IBM is joining the CERN openlab for DataGrid applications to help create a massive data-management system built on Grid computing.
IBM’s storage virtualization and file management technology will play a key role in the collaboration, which aims to create a data file system “far larger than exists today” to help scientists at the renowned particle physics research center understand some of the most fundamental questions about the nature of matter and the universe, according to IBM and CERN, the European Organization for Nuclear Research.
Conceived in IBM Research, the storage virtualization technology, known as Storage Tank, is designed to provide scalable, high-performance and highly available management of huge amounts of data using a single file namespace regardless of where or on what operating system the data reside.

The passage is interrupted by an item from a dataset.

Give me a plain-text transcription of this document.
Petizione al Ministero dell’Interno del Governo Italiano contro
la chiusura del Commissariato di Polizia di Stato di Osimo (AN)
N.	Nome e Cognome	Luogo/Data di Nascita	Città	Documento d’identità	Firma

IBM and CERN will work together to extend Storage Tank’s capabilities so it can manage and provide access from any location worldwide to the unprecedented amounts of data – billions of gigabytes a year – that CERN’s Large Hadron Collider (LHC) is expected to produce when it goes online in 2007. The LHC is the next-generation particle accelerator designed to recreate the conditions shortly after the Big Bang to help researchers understand the initial seconds when the universe was formed.
The CERN community – which is credited with inventing the World Wide Web in 1990 – hopes to push the Internet even further with Grid computing and the massive data processing requirements for the LHC. CERN openlab is a collaboration between CERN and leading industrial partners that will create and implement data-intensive Grid-computing technologies to aid LHC scientists. Because the same issues facing CERN are becoming increasingly important to the IT industry, the CERN openlab and its partners – which include Enterasys, HP and Intel – are working together to explore advanced computing and data management solutions.

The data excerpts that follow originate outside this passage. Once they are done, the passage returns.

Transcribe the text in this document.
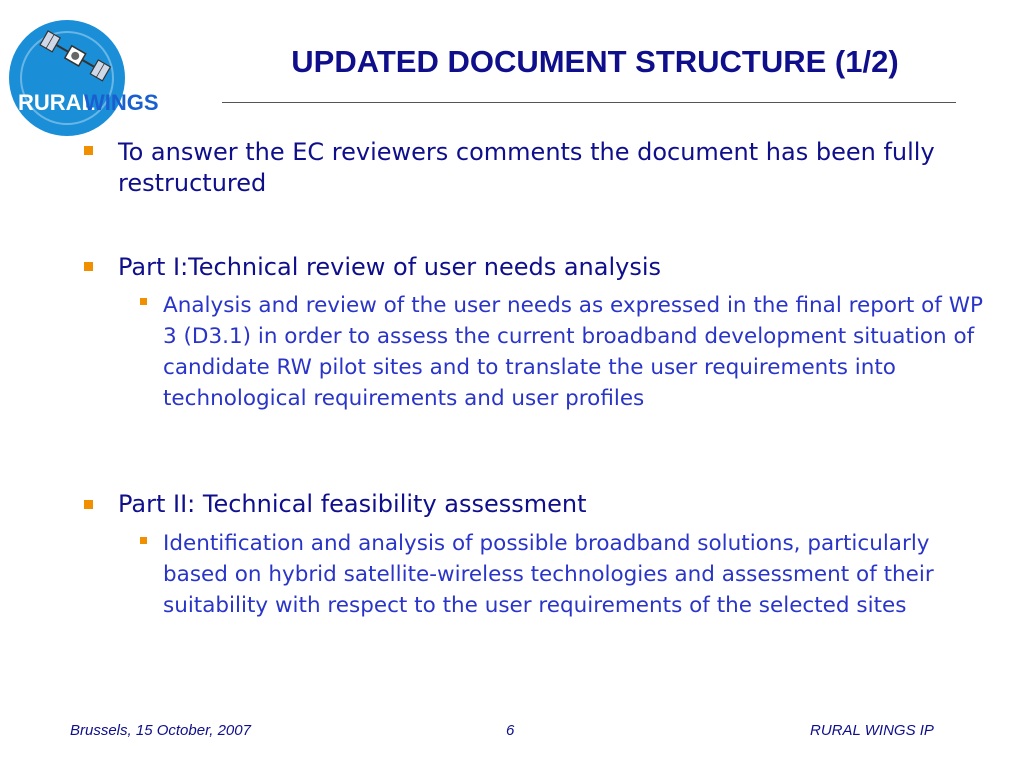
RURAL
WINGS
UPDATED DOCUMENT STRUCTURE (1/2)
To answer the EC reviewers comments the document has been fully restructured
Part I:Technical review of user needs analysis
Analysis and review of the user needs as expressed in the final report of WP 3 (D3.1) in order to assess the current broadband development situation of candidate RW pilot sites and to translate the user requirements into technological requirements and user profiles
Part II: Technical feasibility assessment
Identification and analysis of possible broadband solutions, particularly based on hybrid satellite-wireless technologies and assessment of their suitability with respect to the user requirements of the selected sites
Brussels, 15 October, 2007	6	RURAL WINGS IP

By 2005, the CERN openlab collaboration with IBM is expected to be able to handle up to a petabyte (a million gigabytes) of data.

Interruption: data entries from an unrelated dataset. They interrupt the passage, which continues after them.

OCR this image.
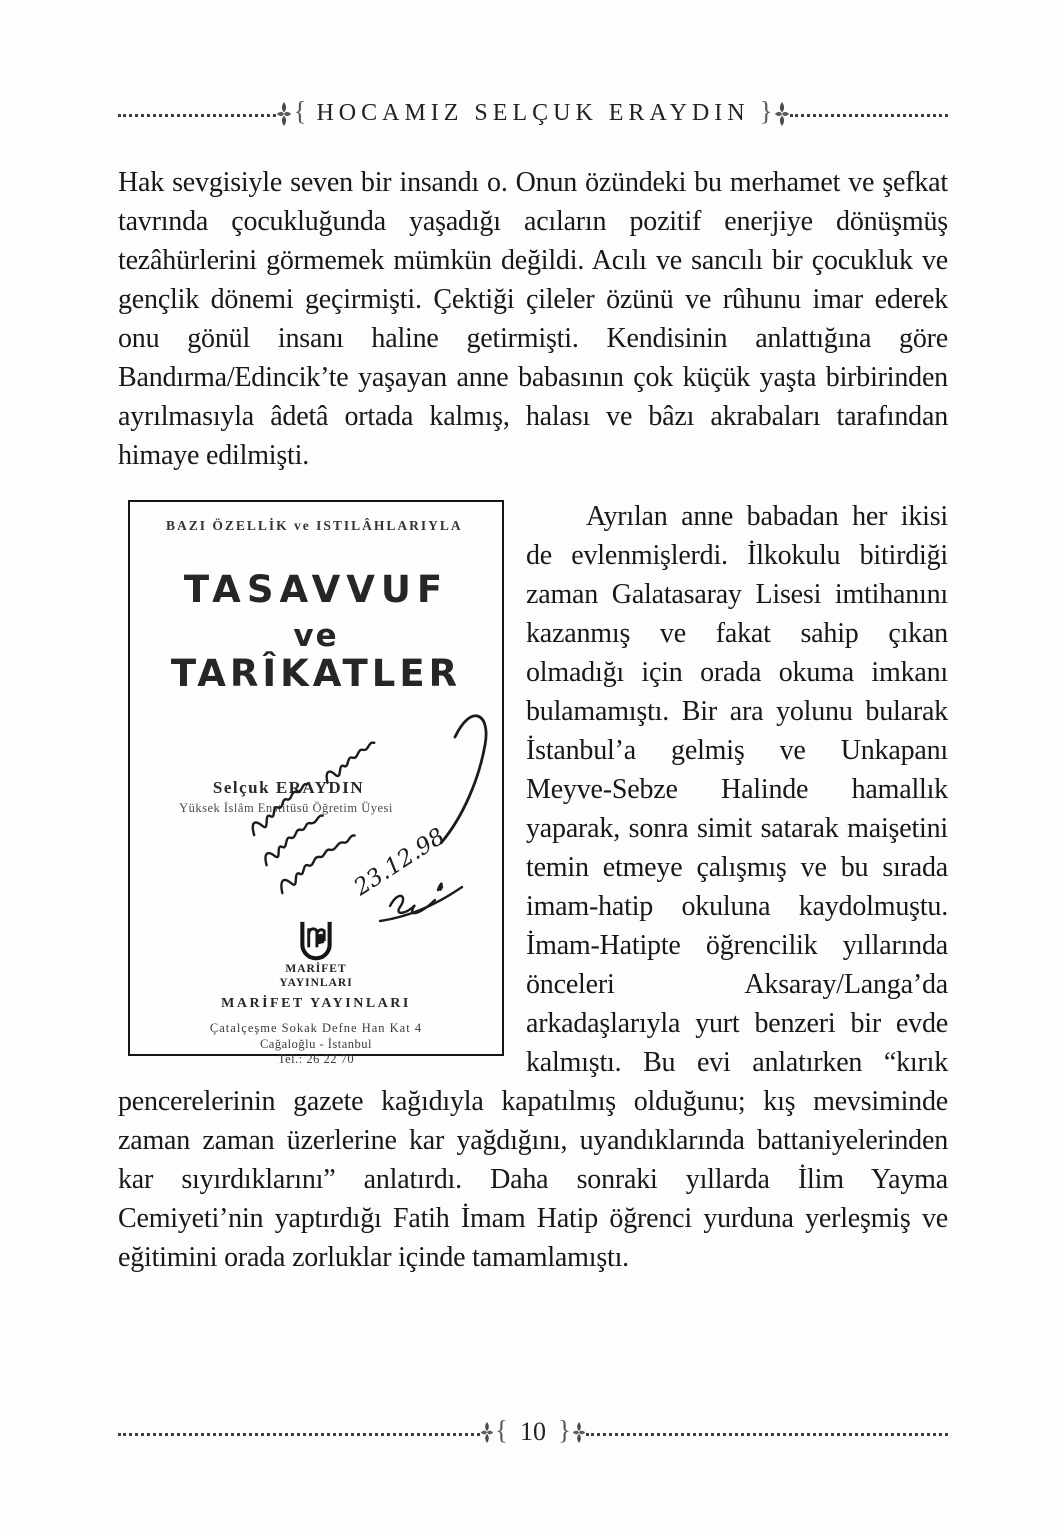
{ HOCAMIZ SELÇUK ERAYDIN }

Hak sevgisiyle seven bir insandı o. Onun özündeki bu merhamet ve şefkat tavrında çocukluğunda yaşadığı acıların pozitif enerjiye dönüşmüş tezâhürlerini görmemek mümkün değildi. Acılı ve sancılı bir çocukluk ve gençlik dönemi geçirmişti. Çektiği çileler özünü ve rûhunu imar ederek onu gönül insanı haline getirmişti. Kendisinin anlattığına göre Bandırma/Edincik’te yaşayan anne babasının çok küçük yaşta birbirinden ayrılmasıyla âdetâ ortada kalmış, halası ve bâzı akrabaları tarafından himaye edilmişti.

BAZI ÖZELLİK ve ISTILÂHLARIYLA
TASAVVUF
ve
TARÎKATLER
Selçuk ERAYDIN
Yüksek İslâm Enstitüsü Öğretim Üyesi
23.12.98
MARİFET
YAYINLARI
MARİFET YAYINLARI
Çatalçeşme Sokak Defne Han Kat 4
Cağaloğlu - İstanbul
Tel.: 26 22 70

Ayrılan anne babadan her ikisi de evlenmişlerdi. İlkokulu bitirdiği zaman Galatasaray Lisesi imtihanını kazanmış ve fakat sahip çıkan olmadığı için orada okuma imkanı bulamamıştı. Bir ara yolunu bularak İstanbul’a gelmiş ve Unkapanı Meyve-Sebze Halinde hamallık yaparak, sonra simit satarak maişetini temin etmeye çalışmış ve bu sırada imam-hatip okuluna kaydolmuştu. İmam-Hatipte öğrencilik yıllarında önceleri Aksaray/Langa’da arkadaşlarıyla yurt benzeri bir evde kalmıştı. Bu evi anlatırken “kırık pencerelerinin gazete kağıdıyla kapatılmış olduğunu; kış mevsiminde zaman zaman üzerlerine kar yağdığını, uyandıklarında battaniyelerinden kar sıyırdıklarını” anlatırdı. Daha sonraki yıllarda İlim Yayma Cemiyeti’nin yaptırdığı Fatih İmam Hatip öğrenci yurduna yerleşmiş ve eğitimini orada zorluklar içinde tamamlamıştı.

{ 10 }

“We are delighted that IBM is joining the CERN openlab for DataGrid applications,” said Wolfgang von Ruden, Information Technology Division leader and head of the CERN openlab. “Together with IBM, we aim to achieve a one petabyte storage solution and integrate it with the Grid that CERN is building to handle the extreme data challenges of the LHC project.”
“CERN’s scientists and colleagues want to be able to get to their data wherever it may be – local or remote and regardless of which operating system on which it may reside,” said Jai Menon, a fellow at IBM’s Almaden Research Center in San Jose and co-director of IBM’s Storage Systems Institute joint program between IBM Research and the company’s product division. “This is the perfect environment for us to enhance Storage Tank to meet the demanding requirements of large-scale Grid computing systems.”
As part of the agreement, several leading storage management experts from IBM’s Almaden and Haifa (Israel) Research Labs will work with the CERN openlab team. IBM will also give CERN the system’s initial 20 terabytes of high-performance disk storage and six Linux-based servers, and IBM Switzerland will provide additional support.
Storage Tank employs policy-based storage management and includes clustering and specialized protocols that detect network failures to enable very high reliability and availability.
In this initiative, IBM is following a collaboration strategy initiated in 2001 with the European Union-sponsored European Data Grid project, which is also led by CERN.